In the second segment of an interview with HCPLive during the American Psychiatric Association (APA) 2022 Annual Meeting in New Orleans this week, Rachel Talley, MD, director of the Fellowship in Community Psychiatry at University of Pennsylvania, discussed the strategies that would support recruiting and retaining more diverse pscyhiatric care trainees in any institution.
“It’s very early work from the standpoint of a formal research-evidence base, but what I’ve experienced on the ground in terms of what trainees of color are often looking for as far as feeling more welcomed…common things I hear are safe space to connect with others like themselves, then of course concentrated, very intentional mentorship,” Talley said.
Talley also shared perspective from trainees from minority backgrounds who have expressed that not only do they value representation among their ranks—but representation at the leadership level and higher.

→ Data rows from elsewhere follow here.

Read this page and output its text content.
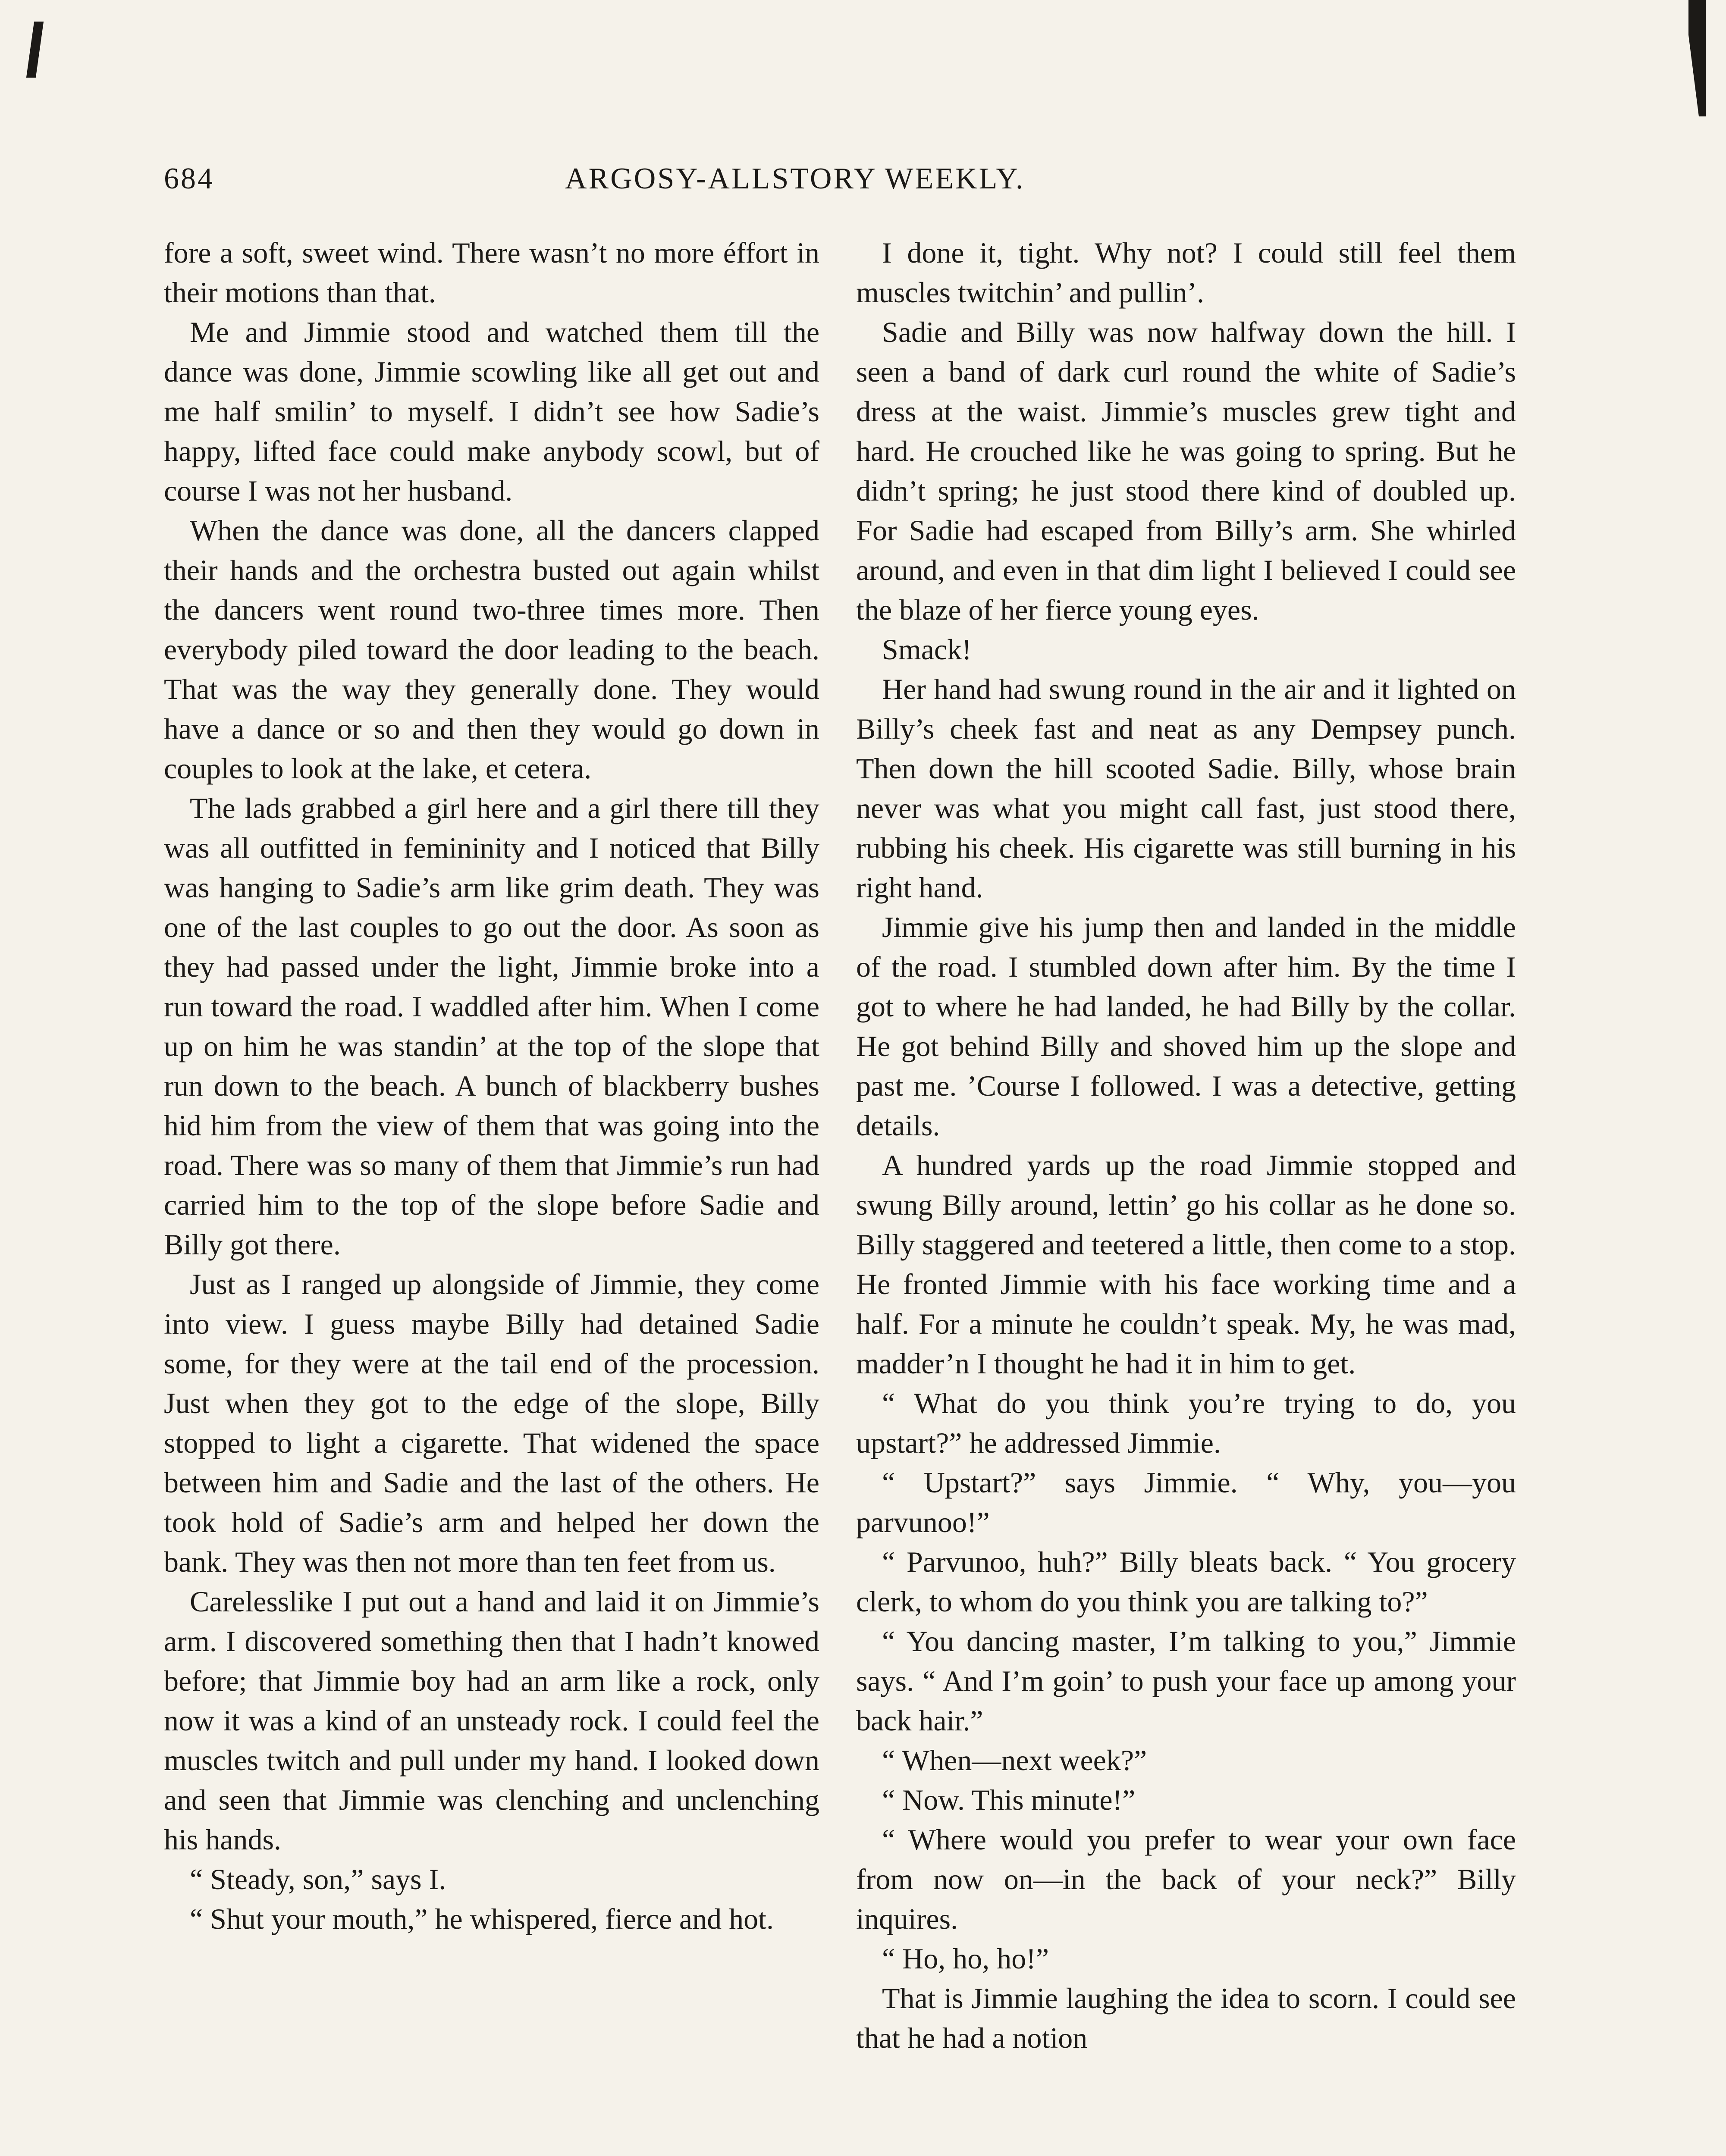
684	ARGOSY-ALLSTORY WEEKLY.

fore a soft, sweet wind. There wasn’t no more éffort in their motions than that.

Me and Jimmie stood and watched them till the dance was done, Jimmie scowling like all get out and me half smilin’ to myself. I didn’t see how Sadie’s happy, lifted face could make anybody scowl, but of course I was not her husband.

When the dance was done, all the dancers clapped their hands and the orchestra busted out again whilst the dancers went round two-three times more. Then everybody piled toward the door leading to the beach. That was the way they generally done. They would have a dance or so and then they would go down in couples to look at the lake, et cetera.

The lads grabbed a girl here and a girl there till they was all outfitted in femininity and I noticed that Billy was hanging to Sadie’s arm like grim death. They was one of the last couples to go out the door. As soon as they had passed under the light, Jimmie broke into a run toward the road. I waddled after him. When I come up on him he was standin’ at the top of the slope that run down to the beach. A bunch of blackberry bushes hid him from the view of them that was going into the road. There was so many of them that Jimmie’s run had carried him to the top of the slope before Sadie and Billy got there.

Just as I ranged up alongside of Jimmie, they come into view. I guess maybe Billy had detained Sadie some, for they were at the tail end of the procession. Just when they got to the edge of the slope, Billy stopped to light a cigarette. That widened the space between him and Sadie and the last of the others. He took hold of Sadie’s arm and helped her down the bank. They was then not more than ten feet from us.

Carelesslike I put out a hand and laid it on Jimmie’s arm. I discovered something then that I hadn’t knowed before; that Jimmie boy had an arm like a rock, only now it was a kind of an unsteady rock. I could feel the muscles twitch and pull under my hand. I looked down and seen that Jimmie was clenching and unclenching his hands.

“ Steady, son,” says I.

“ Shut your mouth,” he whispered, fierce and hot.

I done it, tight. Why not? I could still feel them muscles twitchin’ and pullin’.

Sadie and Billy was now halfway down the hill. I seen a band of dark curl round the white of Sadie’s dress at the waist. Jimmie’s muscles grew tight and hard. He crouched like he was going to spring. But he didn’t spring; he just stood there kind of doubled up. For Sadie had escaped from Billy’s arm. She whirled around, and even in that dim light I believed I could see the blaze of her fierce young eyes.

Smack!

Her hand had swung round in the air and it lighted on Billy’s cheek fast and neat as any Dempsey punch. Then down the hill scooted Sadie. Billy, whose brain never was what you might call fast, just stood there, rubbing his cheek. His cigarette was still burning in his right hand.

Jimmie give his jump then and landed in the middle of the road. I stumbled down after him. By the time I got to where he had landed, he had Billy by the collar. He got behind Billy and shoved him up the slope and past me. ’Course I followed. I was a detective, getting details.

A hundred yards up the road Jimmie stopped and swung Billy around, lettin’ go his collar as he done so. Billy staggered and teetered a little, then come to a stop. He fronted Jimmie with his face working time and a half. For a minute he couldn’t speak. My, he was mad, madder’n I thought he had it in him to get.

“ What do you think you’re trying to do, you upstart?” he addressed Jimmie.

“ Upstart?” says Jimmie. “ Why, you—you parvunoo!”

“ Parvunoo, huh?” Billy bleats back. “ You grocery clerk, to whom do you think you are talking to?”

“ You dancing master, I’m talking to you,” Jimmie says. “ And I’m goin’ to push your face up among your back hair.”

“ When—next week?”

“ Now. This minute!”

“ Where would you prefer to wear your own face from now on—in the back of your neck?” Billy inquires.

“ Ho, ho, ho!”

That is Jimmie laughing the idea to scorn. I could see that he had a notion
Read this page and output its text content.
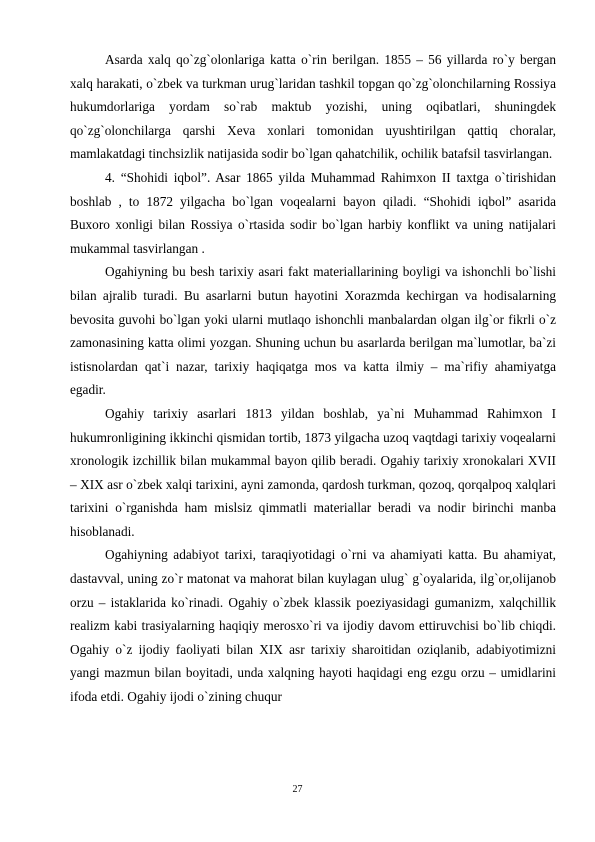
Asarda xalq qo`zg`olonlariga katta o`rin berilgan. 1855 – 56 yillarda ro`y bergan xalq harakati, o`zbek va turkman urug`laridan tashkil topgan qo`zg`olonchilarning Rossiya hukumdorlariga yordam so`rab maktub yozishi, uning oqibatlari, shuningdek qo`zg`olonchilarga qarshi Xeva xonlari tomonidan uyushtirilgan qattiq choralar, mamlakatdagi tinchsizlik natijasida sodir bo`lgan qahatchilik, ochilik batafsil tasvirlangan.

4. “Shohidi iqbol”. Asar 1865 yilda Muhammad Rahimxon II taxtga o`tirishidan boshlab , to 1872 yilgacha bo`lgan voqealarni bayon qiladi. “Shohidi iqbol” asarida Buxoro xonligi bilan Rossiya o`rtasida sodir bo`lgan harbiy konflikt va uning natijalari mukammal tasvirlangan .

Ogahiyning bu besh tarixiy asari fakt materiallarining boyligi va ishonchli bo`lishi bilan ajralib turadi. Bu asarlarni butun hayotini Xorazmda kechirgan va hodisalarning bevosita guvohi bo`lgan yoki ularni mutlaqo ishonchli manbalardan olgan ilg`or fikrli o`z zamonasining katta olimi yozgan. Shuning uchun bu asarlarda berilgan ma`lumotlar, ba`zi istisnolardan qat`i nazar, tarixiy haqiqatga mos va katta ilmiy – ma`rifiy ahamiyatga egadir.

Ogahiy tarixiy asarlari 1813 yildan boshlab, ya`ni Muhammad Rahimxon I hukumronligining ikkinchi qismidan tortib, 1873 yilgacha uzoq vaqtdagi tarixiy voqealarni xronologik izchillik bilan mukammal bayon qilib beradi. Ogahiy tarixiy xronokalari XVII – XIX asr o`zbek xalqi tarixini, ayni zamonda, qardosh turkman, qozoq, qorqalpoq xalqlari tarixini o`rganishda ham mislsiz qimmatli materiallar beradi va nodir birinchi manba hisoblanadi.

Ogahiyning adabiyot tarixi, taraqiyotidagi o`rni va ahamiyati katta. Bu ahamiyat, dastavval, uning zo`r matonat va mahorat bilan kuylagan ulug` g`oyalarida, ilg`or,olijanob orzu – istaklarida ko`rinadi. Ogahiy o`zbek klassik poeziyasidagi gumanizm, xalqchillik realizm kabi trasiyalarning haqiqiy merosxo`ri va ijodiy davom ettiruvchisi bo`lib chiqdi. Ogahiy o`z ijodiy faoliyati bilan XIX asr tarixiy sharoitidan oziqlanib, adabiyotimizni yangi mazmun bilan boyitadi, unda xalqning hayoti haqidagi eng ezgu orzu – umidlarini ifoda etdi. Ogahiy ijodi o`zining chuqur

27
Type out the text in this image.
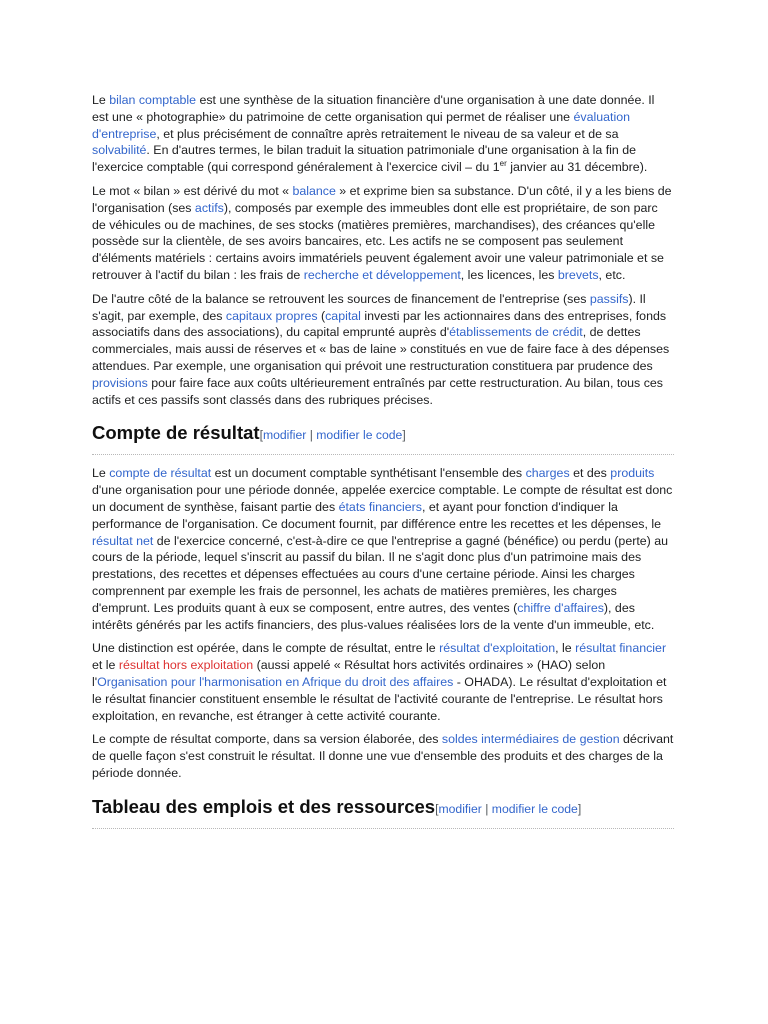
Le bilan comptable est une synthèse de la situation financière d'une organisation à une date donnée. Il est une « photographie» du patrimoine de cette organisation qui permet de réaliser une évaluation d'entreprise, et plus précisément de connaître après retraitement le niveau de sa valeur et de sa solvabilité. En d'autres termes, le bilan traduit la situation patrimoniale d'une organisation à la fin de l'exercice comptable (qui correspond généralement à l'exercice civil – du 1er janvier au 31 décembre).

Le mot « bilan » est dérivé du mot « balance » et exprime bien sa substance. D'un côté, il y a les biens de l'organisation (ses actifs), composés par exemple des immeubles dont elle est propriétaire, de son parc de véhicules ou de machines, de ses stocks (matières premières, marchandises), des créances qu'elle possède sur la clientèle, de ses avoirs bancaires, etc. Les actifs ne se composent pas seulement d'éléments matériels : certains avoirs immatériels peuvent également avoir une valeur patrimoniale et se retrouver à l'actif du bilan : les frais de recherche et développement, les licences, les brevets, etc.

De l'autre côté de la balance se retrouvent les sources de financement de l'entreprise (ses passifs). Il s'agit, par exemple, des capitaux propres (capital investi par les actionnaires dans des entreprises, fonds associatifs dans des associations), du capital emprunté auprès d'établissements de crédit, de dettes commerciales, mais aussi de réserves et « bas de laine » constitués en vue de faire face à des dépenses attendues. Par exemple, une organisation qui prévoit une restructuration constituera par prudence des provisions pour faire face aux coûts ultérieurement entraînés par cette restructuration. Au bilan, tous ces actifs et ces passifs sont classés dans des rubriques précises.

Compte de résultat[modifier | modifier le code]

Le compte de résultat est un document comptable synthétisant l'ensemble des charges et des produits d'une organisation pour une période donnée, appelée exercice comptable. Le compte de résultat est donc un document de synthèse, faisant partie des états financiers, et ayant pour fonction d'indiquer la performance de l'organisation. Ce document fournit, par différence entre les recettes et les dépenses, le résultat net de l'exercice concerné, c'est-à-dire ce que l'entreprise a gagné (bénéfice) ou perdu (perte) au cours de la période, lequel s'inscrit au passif du bilan. Il ne s'agit donc plus d'un patrimoine mais des prestations, des recettes et dépenses effectuées au cours d'une certaine période. Ainsi les charges comprennent par exemple les frais de personnel, les achats de matières premières, les charges d'emprunt. Les produits quant à eux se composent, entre autres, des ventes (chiffre d'affaires), des intérêts générés par les actifs financiers, des plus-values réalisées lors de la vente d'un immeuble, etc.

Une distinction est opérée, dans le compte de résultat, entre le résultat d'exploitation, le résultat financier et le résultat hors exploitation (aussi appelé « Résultat hors activités ordinaires » (HAO) selon l'Organisation pour l'harmonisation en Afrique du droit des affaires - OHADA). Le résultat d'exploitation et le résultat financier constituent ensemble le résultat de l'activité courante de l'entreprise. Le résultat hors exploitation, en revanche, est étranger à cette activité courante.

Le compte de résultat comporte, dans sa version élaborée, des soldes intermédiaires de gestion décrivant de quelle façon s'est construit le résultat. Il donne une vue d'ensemble des produits et des charges de la période donnée.

Tableau des emplois et des ressources[modifier | modifier le code]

Much of Talley’s work at Pennsylvania has involved her serving as not only an informal mentor for trainees with minority backgrounds—but in encouraging colleagues with a non-minority background to provide their own support to diverse trainees.
On the subject of seeking and retaining patients with mental illness who come from minority backgrounds, Talley had a less positive outlook. “The briefest answer is that we’re not doing a good enough job,” she said.
Talley stressed the importance of she and her peers in psychiatry to improve in “identifying service connectors” for disparately impacted patients, noting that it’s still within the jurisdiction of a mental health care provider to have adequate referrals to resources that may aide the social determinants of a patient’s mental health.
“The first thing I want to challenge myself to be more active about is advocacy—being savvy to what are the housing issues in your local jurisdiction, what are the issues around the income supports that folks can have, what are the resources in terms of food security, and how can we as clinicians use our relatively privileged position in society to speak to those issues?” Talley said.
And while the available resources and public access to them may differentiate by region, many practices and institutions can follow the similar blueprint of pursuing a diverse workforce.
“I think an important factor of this is, are we recruiting folks across disciplines who are of the communities that we are trying to serve?” Talley said.